The sites are not only accessible through Google. Currently, it’s just a very small part of the internet. However, the Web can be divided into three main components, namely the Surface Web, the Deep Web and the Dark Web.
Most people believe the web is the Surface Web. Particularly in online content, search engines or links can be easily accessed. This includes your chosen blog entries, Facebook profiles, news stories, and others, which are general knowledge that search engines such as Google or Bing index.
The “dark web” is a subset of the “deep web”. The deep web is just the part of the web that isn’t accessible by search engines. You won’t find these websites when you use a search engine like Google or Bing, but they are otherwise normal websites.

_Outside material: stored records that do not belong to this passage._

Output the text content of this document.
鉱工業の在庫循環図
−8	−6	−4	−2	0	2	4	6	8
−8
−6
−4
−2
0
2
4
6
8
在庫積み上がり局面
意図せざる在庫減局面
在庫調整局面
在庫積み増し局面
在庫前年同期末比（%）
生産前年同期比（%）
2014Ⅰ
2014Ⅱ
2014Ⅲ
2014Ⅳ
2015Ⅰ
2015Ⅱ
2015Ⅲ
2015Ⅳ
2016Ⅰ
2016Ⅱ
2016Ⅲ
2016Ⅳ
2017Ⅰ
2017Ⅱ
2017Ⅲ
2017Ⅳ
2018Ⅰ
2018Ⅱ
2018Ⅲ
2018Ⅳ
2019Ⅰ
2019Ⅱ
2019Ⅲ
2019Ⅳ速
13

The “dark web” is a smaller part of the deep web that can’t be accessed without special software.
The dark web is a decentralised network of internet sites that try to make users as anonymous as possible by routing all their communications through multiple servers and encrypting it at every step.
The darknets which constitute the dark web include small, friend-to-friend peer-to-peer networks, as well as large, popular networks such as Tor, Freenet, I2P, and Riffle operated by public organisations and individuals. Users of the dark web refer to the regular web as Clearnet due to its unencrypted nature. The Tor dark web or onionland uses the traffic anonymisation technique of onion routing under the network’s top-level domain suffix (.onion).